# mattress toppers



## chickann (Sep 17, 2010)

just thought i would give a review on Raskelf 2 inch silver memory foam mattress topper, did buy them for the motorhome but thought i would try them out in bed, having had them for a couple of months i cannot believe what a difference they make, gone are the pins and needles in my arms and hand and i just seem to sleep in one spot instead of moving around all night and waking up looking like the hairbear monster, i haven't experienced any overheating with them, just feel nice and toasty. well worth the money and alot cheaper than buying a complete memory foam mattress also easy to roll up and store in the motorhome when we go away. 10/10


----------



## busterbears (Sep 4, 2010)

Just been looking at these myself for the MH. Went to the bed shop recently looking at new beds and spent a long time (too long according to the salesman) lying on the various beds with built in memory foam tops, bliss. Makes you realise how rubbish your bed actually is. Hoping to get a topper for the MH in the january sales.
MH is such a comfy sleep any comfier and I'm likely not to get up!


----------



## gerardjanice (May 1, 2005)

I agree, we have three Raskelf toppers, not all on the same bed of course, but we would not be without them. Especially as we have now bought an electric overblanket to use at home under the duvet. Goodbye hot water bottles.


----------



## rosalan (Aug 24, 2009)

Toppers I must try but at the moment we have a mattress cover that seems to work well.
Some time back, a friend who was visiting China very strongly recommended we buy a Silk Duvet; packed with silk not a silk cover.
He said it was the best thing since sliced bread.... he was right!
Light, warm never hot and close to perfect, how come we do not see them in the shops? I gather that John Lewis sell them, but there they are not cheap.
Tip: Go to China and buy a Silk Duvet.
Alan


----------



## pippin (Nov 15, 2007)

OK - I'm on my way.

Oh no I'm not, we're cut off by snow!


----------



## busterbears (Sep 4, 2010)

Thinking a trip to John Lewis may be cheaper than heading off to China for a quilt, unless its China via Ebay!


----------



## rosalan (Aug 24, 2009)

In this weather?


----------



## pneumatician (May 1, 2005)

*Topper*

Recently purchased a special size for my mothers 3/4 bed @ £60
They advised on thickness, durometer etc, depends on your weight.
Apparently any old topper won't do the job, foam has to be right density for the user.
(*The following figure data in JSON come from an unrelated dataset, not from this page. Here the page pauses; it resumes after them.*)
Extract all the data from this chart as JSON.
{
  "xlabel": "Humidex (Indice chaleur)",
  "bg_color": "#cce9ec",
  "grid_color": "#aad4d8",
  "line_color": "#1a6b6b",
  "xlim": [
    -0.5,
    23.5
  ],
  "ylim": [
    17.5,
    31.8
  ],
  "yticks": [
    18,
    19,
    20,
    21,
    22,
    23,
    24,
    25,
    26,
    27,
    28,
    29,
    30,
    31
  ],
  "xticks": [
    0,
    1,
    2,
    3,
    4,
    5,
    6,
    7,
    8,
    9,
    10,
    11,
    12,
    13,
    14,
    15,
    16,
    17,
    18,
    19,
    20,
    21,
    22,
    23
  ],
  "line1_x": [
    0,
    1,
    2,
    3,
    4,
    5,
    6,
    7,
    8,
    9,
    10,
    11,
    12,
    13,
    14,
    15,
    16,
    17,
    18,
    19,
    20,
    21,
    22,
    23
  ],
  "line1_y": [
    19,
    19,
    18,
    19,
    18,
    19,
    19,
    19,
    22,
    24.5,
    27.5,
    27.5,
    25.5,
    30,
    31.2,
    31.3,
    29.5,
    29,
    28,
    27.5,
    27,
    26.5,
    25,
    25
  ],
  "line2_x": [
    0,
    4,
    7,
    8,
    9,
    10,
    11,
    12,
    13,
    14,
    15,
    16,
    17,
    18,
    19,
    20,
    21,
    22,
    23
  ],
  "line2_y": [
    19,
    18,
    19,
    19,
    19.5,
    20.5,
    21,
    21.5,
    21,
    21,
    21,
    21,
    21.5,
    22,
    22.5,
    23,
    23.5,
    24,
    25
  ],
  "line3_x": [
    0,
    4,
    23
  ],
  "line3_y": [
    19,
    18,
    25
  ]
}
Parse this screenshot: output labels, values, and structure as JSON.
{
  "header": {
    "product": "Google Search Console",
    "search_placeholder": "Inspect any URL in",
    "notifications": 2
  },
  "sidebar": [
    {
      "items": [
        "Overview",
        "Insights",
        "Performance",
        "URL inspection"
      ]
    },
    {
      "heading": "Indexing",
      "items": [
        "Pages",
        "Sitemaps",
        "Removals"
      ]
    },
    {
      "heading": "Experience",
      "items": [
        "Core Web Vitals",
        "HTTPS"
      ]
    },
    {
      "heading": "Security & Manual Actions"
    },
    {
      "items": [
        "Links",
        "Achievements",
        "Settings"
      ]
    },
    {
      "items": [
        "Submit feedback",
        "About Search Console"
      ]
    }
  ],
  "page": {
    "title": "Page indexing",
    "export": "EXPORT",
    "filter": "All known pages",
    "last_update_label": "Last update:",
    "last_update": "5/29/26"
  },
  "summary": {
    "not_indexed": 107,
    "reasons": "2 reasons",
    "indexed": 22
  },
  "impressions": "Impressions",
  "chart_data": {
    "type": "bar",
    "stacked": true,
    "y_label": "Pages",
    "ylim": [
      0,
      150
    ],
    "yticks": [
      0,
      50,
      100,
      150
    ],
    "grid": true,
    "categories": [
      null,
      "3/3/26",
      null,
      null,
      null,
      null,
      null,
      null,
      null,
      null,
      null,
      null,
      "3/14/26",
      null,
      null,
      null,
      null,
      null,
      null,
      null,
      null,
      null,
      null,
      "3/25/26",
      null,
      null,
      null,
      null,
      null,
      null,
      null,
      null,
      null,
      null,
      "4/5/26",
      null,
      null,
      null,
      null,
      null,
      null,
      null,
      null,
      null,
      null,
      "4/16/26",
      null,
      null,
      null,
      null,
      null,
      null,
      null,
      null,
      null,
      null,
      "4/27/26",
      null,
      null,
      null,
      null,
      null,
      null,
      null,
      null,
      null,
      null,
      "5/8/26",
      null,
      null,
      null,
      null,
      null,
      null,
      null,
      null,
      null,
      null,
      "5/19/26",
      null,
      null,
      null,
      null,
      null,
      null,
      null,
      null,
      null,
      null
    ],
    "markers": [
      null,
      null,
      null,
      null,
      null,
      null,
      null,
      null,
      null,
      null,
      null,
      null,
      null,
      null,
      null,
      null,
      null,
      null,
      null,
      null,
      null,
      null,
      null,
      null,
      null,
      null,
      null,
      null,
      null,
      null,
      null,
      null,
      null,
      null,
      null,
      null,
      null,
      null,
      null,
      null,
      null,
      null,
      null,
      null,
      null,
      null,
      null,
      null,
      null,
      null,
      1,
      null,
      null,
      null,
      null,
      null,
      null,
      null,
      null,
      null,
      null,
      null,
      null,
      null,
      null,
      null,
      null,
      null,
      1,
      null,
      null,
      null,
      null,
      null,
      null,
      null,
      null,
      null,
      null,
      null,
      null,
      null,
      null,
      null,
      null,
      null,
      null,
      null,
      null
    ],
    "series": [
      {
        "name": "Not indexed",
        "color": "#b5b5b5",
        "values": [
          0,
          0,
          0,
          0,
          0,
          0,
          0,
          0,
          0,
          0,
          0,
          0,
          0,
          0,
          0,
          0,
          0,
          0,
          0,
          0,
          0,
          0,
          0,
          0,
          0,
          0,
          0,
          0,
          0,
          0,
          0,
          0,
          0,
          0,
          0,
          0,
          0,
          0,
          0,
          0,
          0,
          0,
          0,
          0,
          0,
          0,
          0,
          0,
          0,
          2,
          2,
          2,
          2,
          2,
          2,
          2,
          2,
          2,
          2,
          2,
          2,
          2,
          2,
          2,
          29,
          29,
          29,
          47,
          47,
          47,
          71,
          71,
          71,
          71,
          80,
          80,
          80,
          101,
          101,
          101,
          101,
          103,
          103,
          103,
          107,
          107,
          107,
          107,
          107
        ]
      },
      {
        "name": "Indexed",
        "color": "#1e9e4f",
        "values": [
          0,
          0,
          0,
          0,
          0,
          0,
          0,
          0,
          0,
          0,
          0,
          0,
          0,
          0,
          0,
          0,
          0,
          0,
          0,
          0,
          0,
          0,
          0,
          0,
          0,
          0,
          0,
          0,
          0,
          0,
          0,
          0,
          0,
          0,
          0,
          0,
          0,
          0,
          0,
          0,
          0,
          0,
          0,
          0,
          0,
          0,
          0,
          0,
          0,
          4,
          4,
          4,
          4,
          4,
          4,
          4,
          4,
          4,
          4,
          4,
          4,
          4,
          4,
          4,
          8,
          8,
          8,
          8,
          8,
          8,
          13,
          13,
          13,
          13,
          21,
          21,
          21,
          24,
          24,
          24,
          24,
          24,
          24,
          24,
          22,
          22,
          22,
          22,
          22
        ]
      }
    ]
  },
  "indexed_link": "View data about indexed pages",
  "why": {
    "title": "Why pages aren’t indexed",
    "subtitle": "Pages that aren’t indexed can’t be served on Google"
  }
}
http://www.itstimeforbed.co.uk/acat..._Topper.html?gclid=CKanqrPP9aUCFQ1O4QodOHu_ow

Very pleased so far, delivery a bit slow.

Steve


----------



## grizzlyj (Oct 14, 2008)

Hi

Friends of ours were very taken with memory foam toppers, and then forked out 4 figures for a mattress made from similar stuff. They justified the cost because they had yet to be comfortable after trying many bed variations, and the mattress came with what seemed like a watertight warranty against "sinkage". 

Neither lasted very long though, maybe 4 years, and the warranty proved worthless since it was so specific in how much sag, and where, it would perhaps have to have holes in to claim 

They're now saving for a waterbed having tried ours, mainly on the basis that water doesn't wear out!

Costco sells toppers at a good price though 

Jason


----------



## Freddiebooks (Aug 9, 2008)

I got mine from here.

www.MEMORY-MATTRESS.CO.UK


----------



## SaddleTramp (Feb 15, 2007)

We got ours from <Here> we selected the 3" topper and it was well worth the difference, We also asked if they could shape to same as bed, reply Yes just send a pattern, we did and got the 3" topper and cover for £70 and it fits perfect.


----------



## Andysam (May 10, 2005)

SaddleTramp said:


> We got ours from <Here> we selected the 3" topper and it was well worth the difference, We also asked if they could shape to same as bed, reply Yes just send a pattern, we did and got the 3" topper and cover for £70 and it fits perfect.


Did you get a cover with that as well?

HNY!


----------



## SaddleTramp (Feb 15, 2007)

Sorry for delay in replying, had a late one, Yes there is a cover with it and it is removable.


----------



## Spacerunner (Mar 18, 2006)

rosalan said:


> Toppers I must try but at the moment we have a mattress cover that seems to work well.
> Some time back, a friend who was visiting China very strongly recommended we buy a Silk Duvet; packed with silk not a silk cover.
> He said it was the best thing since sliced bread.... he was right!
> Light, warm never hot and close to perfect, how come we do not see them in the shops? I gather that John Lewis sell them, but there they are not cheap.
> ...


We,ve been using a silk filled duvet in the motorhome for over 2 years.

I bought it after the missus had 2 knee replacements and couldn't bear any weight on her legs.

We use it almost all year round and only change to a Italian goose down duvet when the weather gets as cold as it has been recently.

The silk duvet is very light and measures approx 6' x 6' and cost £100.

The warmth factor feels almost as if it has a built in thermostat (it hasn't ) and keeps us cool in summer and cosy in winter.

They are available from several suppliers on the internet and are well worth the extra outlay.


----------



## brockley (Mar 6, 2009)

Easily the best purchase for the van, far better nights sleep since changing to memory foam. 

After seeing how memory foam matresses were put together with a slab of normal foam and a topper glued to it, that's exactly what we did, bought a slab of bedding foam, a topper from e bay, (the guy who sells the different grades) 

Bought a can of foam spray glue and glued the topper to the foam, cut to shape, Mrs Brockley adapted a protector to using her sewing machine and that was that. Cheap at half the price - (why do people say that?)


----------